Mechanisms Regulating Suspended Animation in Caenorhabditis elegans
Pamela A. Padilla, University of North Texas
In nature, complex biological processes, such as development or organ function, arrest in response to environmental changes. Examples of states in which biological processes arrest include hibernation, torpor and diapause. In the laboratory, we used decreased oxygen tension (anoxia) to induce a reversible arrest, termed suspended animation, in animal systems. Anoxia induces a state of suspended animation in which development, cell division and various behaviors reversibly arrest in the nematode Caenorhabditis elegans and fish (zebrafish and killifish) (1-3). C. elegans are able to survive in a state of suspended animation for 1 to 5 days, depending on developmental stage. Using genetic and cellular analysis, to study embryos in a state of suspended animation we determined that cells arrest at specific positions of the cell cycle and this arrest requires known and potentially new cell cycle checkpoint pathways (4, 5). Analysis of adult animals in a state of suspended animation revealed genetic pathways and physiological states that increases the duration of suspended animation (6). For example, alterations of the insulin-like signaling pathway or decreasing oocyte fertilization increases viability of animals in a state of suspended animation. These studies will increase our understanding of how cellular processes are affected by environmental changes; this is relevant to understanding many human health related diseases. Whether the mechanisms involved with suspended animation overlap with other arrested states such as diapause remains to be determined.

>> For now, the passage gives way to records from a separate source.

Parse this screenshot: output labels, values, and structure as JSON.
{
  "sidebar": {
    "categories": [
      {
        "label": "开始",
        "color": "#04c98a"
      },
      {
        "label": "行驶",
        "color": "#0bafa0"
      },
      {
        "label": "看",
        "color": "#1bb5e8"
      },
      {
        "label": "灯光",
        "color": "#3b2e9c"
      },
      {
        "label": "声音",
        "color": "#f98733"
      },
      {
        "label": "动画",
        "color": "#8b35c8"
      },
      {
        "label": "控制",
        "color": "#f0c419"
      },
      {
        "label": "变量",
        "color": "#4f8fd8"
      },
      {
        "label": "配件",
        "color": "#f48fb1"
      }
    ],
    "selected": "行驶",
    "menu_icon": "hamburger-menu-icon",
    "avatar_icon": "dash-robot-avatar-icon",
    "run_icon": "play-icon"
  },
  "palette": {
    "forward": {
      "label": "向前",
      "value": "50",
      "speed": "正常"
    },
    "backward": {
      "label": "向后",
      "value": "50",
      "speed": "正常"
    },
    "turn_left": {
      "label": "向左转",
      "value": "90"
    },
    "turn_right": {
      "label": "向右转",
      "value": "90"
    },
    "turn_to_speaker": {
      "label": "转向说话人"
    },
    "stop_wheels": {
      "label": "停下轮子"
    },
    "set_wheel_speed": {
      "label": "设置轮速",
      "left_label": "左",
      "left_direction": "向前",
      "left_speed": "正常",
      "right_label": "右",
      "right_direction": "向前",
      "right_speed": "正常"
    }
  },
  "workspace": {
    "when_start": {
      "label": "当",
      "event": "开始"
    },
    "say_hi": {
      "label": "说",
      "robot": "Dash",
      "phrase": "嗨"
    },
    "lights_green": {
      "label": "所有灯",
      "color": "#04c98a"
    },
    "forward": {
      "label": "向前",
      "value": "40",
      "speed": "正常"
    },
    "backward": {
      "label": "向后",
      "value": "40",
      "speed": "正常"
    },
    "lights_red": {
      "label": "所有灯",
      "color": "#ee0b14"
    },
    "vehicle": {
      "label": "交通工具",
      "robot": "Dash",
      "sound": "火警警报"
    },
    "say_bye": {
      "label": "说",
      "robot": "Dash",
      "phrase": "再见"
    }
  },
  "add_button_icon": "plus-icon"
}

1. P. A. Padilla, T. G. Nystul, R. A. Zager, A. C. Johnson, M. B. Roth, Mol Biol Cell 13, 1473 (2002).
2. P. A. Padilla, M. B. Roth, Proc Natl Acad Sci U S A 12, 12 (2001).
3. J. E. Podrabsky, J. P. Lopez, T. W. Fan, R. Higashi, G. N. Somero, J Exp Biol 210, 2253 (Jul, 2007).
4. T. G. Nystul, J. P. Goldmark, P. A. Padilla, M. B. Roth, Science 302, 1038 (Nov 7, 2003).
5. V. A. Hajeri, A. M. Stewart, L. L. Moore, P. A. Padilla, Cell Div 3, 6 (2008).
6. A. R. Mendenhall, B. Larue, P. A. Padilla, Genetics (Sep 15, 2006).